Business Report
June 27, 2004

Raul Castro leads Cuba's crackdown on corrupt capitalists

By Marc Frank

Havana - Cuba's ruling Communist Party had launched a drive against corruption in government and business, and what it viewed as a creeping capitalist ideology in its ranks, party sources said this week.

The campaign comes as the cash-strapped island recentralises the economy, reversing timid market-oriented reforms put in place by President Fidel Castro's government after the collapse of its Soviet Union ally plunged the island into economic crisis over a decade ago.

Thousands of officials, bureaucrats and executives of state-run companies are being told to stop corrupt practices such as accepting commissions, to send decisions up through the party hierarchy, and rein in their subordinates - or risk their jobs and party membership.

"There are those who have copied capitalist methods so well that they have become capitalists themselves," Communist Party political bureau member Jose Ramon Machado Ventura told party leaders in western Matanzas province, according to a transcript of part of the meeting.

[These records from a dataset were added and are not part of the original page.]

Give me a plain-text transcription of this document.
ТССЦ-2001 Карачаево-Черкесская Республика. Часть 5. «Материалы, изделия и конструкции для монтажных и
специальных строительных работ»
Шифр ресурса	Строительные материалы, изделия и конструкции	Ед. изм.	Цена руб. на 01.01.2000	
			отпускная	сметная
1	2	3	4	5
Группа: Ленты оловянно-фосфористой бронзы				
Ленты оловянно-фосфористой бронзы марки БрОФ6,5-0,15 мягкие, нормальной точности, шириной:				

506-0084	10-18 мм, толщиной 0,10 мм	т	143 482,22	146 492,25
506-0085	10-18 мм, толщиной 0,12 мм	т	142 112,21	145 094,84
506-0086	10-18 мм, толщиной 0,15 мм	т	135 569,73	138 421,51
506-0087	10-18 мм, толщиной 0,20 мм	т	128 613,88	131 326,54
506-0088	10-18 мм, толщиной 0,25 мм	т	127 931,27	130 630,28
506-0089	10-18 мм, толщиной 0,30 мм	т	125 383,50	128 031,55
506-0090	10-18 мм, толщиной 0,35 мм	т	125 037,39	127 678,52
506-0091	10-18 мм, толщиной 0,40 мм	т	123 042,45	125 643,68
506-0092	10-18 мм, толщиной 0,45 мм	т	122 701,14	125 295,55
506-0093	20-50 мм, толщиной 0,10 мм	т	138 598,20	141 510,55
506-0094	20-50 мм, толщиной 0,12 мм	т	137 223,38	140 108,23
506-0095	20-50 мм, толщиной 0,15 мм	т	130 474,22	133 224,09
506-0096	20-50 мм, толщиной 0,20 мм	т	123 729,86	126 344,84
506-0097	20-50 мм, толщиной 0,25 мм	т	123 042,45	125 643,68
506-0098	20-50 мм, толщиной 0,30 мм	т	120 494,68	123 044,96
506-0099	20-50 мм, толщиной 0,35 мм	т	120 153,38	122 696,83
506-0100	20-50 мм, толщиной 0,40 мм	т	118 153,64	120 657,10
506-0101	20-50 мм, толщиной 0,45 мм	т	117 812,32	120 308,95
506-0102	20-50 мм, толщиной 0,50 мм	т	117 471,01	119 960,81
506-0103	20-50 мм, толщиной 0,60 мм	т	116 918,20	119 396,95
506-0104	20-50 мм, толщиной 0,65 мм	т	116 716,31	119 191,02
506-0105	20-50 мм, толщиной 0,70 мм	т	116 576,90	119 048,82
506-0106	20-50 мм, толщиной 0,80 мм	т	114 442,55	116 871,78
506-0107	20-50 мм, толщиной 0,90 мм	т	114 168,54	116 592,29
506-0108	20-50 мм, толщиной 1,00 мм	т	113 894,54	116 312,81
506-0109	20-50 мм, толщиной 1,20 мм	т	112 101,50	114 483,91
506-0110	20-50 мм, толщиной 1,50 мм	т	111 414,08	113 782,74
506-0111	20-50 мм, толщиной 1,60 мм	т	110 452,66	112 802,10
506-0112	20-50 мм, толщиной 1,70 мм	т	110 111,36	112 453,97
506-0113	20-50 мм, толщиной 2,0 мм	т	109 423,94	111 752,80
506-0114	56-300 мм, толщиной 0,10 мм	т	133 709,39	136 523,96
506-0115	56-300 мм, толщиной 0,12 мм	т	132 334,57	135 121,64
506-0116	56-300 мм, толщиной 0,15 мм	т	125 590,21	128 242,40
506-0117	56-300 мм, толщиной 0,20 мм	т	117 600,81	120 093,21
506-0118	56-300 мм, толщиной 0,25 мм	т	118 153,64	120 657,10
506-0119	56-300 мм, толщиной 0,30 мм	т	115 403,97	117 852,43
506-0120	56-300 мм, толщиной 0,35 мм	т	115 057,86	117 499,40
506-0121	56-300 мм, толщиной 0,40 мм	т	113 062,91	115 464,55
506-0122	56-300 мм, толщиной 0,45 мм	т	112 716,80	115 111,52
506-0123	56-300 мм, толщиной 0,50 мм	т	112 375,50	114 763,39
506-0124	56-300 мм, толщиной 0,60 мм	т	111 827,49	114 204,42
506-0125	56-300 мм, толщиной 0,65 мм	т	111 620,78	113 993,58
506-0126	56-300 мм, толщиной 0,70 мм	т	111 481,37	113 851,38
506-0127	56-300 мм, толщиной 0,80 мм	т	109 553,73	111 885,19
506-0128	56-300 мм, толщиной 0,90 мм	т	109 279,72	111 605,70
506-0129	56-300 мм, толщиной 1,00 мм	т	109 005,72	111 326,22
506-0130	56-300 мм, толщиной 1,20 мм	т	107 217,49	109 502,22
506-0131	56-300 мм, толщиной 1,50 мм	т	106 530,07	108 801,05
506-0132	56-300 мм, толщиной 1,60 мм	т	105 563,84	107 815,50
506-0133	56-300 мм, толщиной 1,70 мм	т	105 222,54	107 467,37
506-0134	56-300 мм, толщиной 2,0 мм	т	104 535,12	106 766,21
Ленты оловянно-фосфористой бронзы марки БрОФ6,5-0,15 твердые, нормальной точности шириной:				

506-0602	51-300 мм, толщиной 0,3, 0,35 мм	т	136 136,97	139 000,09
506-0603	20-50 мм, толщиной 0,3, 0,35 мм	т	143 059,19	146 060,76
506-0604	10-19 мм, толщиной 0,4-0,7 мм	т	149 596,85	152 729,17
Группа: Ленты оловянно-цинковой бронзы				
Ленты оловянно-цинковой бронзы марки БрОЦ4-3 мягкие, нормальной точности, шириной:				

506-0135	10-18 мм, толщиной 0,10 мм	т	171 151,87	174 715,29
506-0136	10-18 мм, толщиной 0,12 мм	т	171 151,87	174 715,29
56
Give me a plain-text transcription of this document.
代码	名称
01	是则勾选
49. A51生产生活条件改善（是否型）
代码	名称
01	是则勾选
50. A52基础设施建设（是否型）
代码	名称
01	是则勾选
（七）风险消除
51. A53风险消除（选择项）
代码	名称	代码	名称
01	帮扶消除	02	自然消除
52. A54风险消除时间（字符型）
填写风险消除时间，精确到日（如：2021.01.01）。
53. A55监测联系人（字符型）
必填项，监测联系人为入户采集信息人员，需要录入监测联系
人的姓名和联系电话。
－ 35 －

Officials, bureaucrats and executives have already been hit by a myriad new government regulations to limit their use of hard currency, expenses and perks such as cars and homes that are better than many Cubans can aspire to.

Around 90 percent of Cuba's economy is in state hands.

Machado Ventura, long a defender of hard line ideology, is in charge of the campaign as head of the National Commission to Fight Corruption and Illegalities. He is a close associate of Castro's younger brother and chosen successor, defence minister Raul Castro.

Machado Ventura and other party political bureau members have fanned out across the country in recent months demanding accountability from party members who also hold most government and business jobs.

Raul Castro, speaking at the commission's first national meeting last month, reportedly said a US invasion, corruption and drug traffickers were the three biggest threats facing the 45-year-old Cuban revolution.

"Raul said corruption could never be eliminated, but must not be allowed to get out of control as in other Latin American countries," a participant at the closed-door meeting said. "Raul said we could live with corruption at our ankles but not around our necks."

The drive follows the sacking last November of the president and three executives of the largest state-run tourism corporation, Cubanacan, and tourism minister Ibrahim Ferradaz's replacement in February. Tourism has become Cuba's main source of foreign exchange.

"The main message was that a lack of respect for the party and government within the tourism and other economic sectors will no longer be tolerated, nor those who allow it, creating fertile ground for corruption," said a mid-level party leader, after viewing a video featuring Raul Castro on the tourism industry shake-up.

In the video, shown to party officers as part of the clean-up effort, Raul Castro tells tourism industry executives that fired Cubanacan president Juan Jose Vega did not control corrupt practices within his company and that he showed disrespect towards Ferradaz, who in turn did nothing about it.

Ferradaz is now working in the financial risk management group of Cuba's state-run airline industry.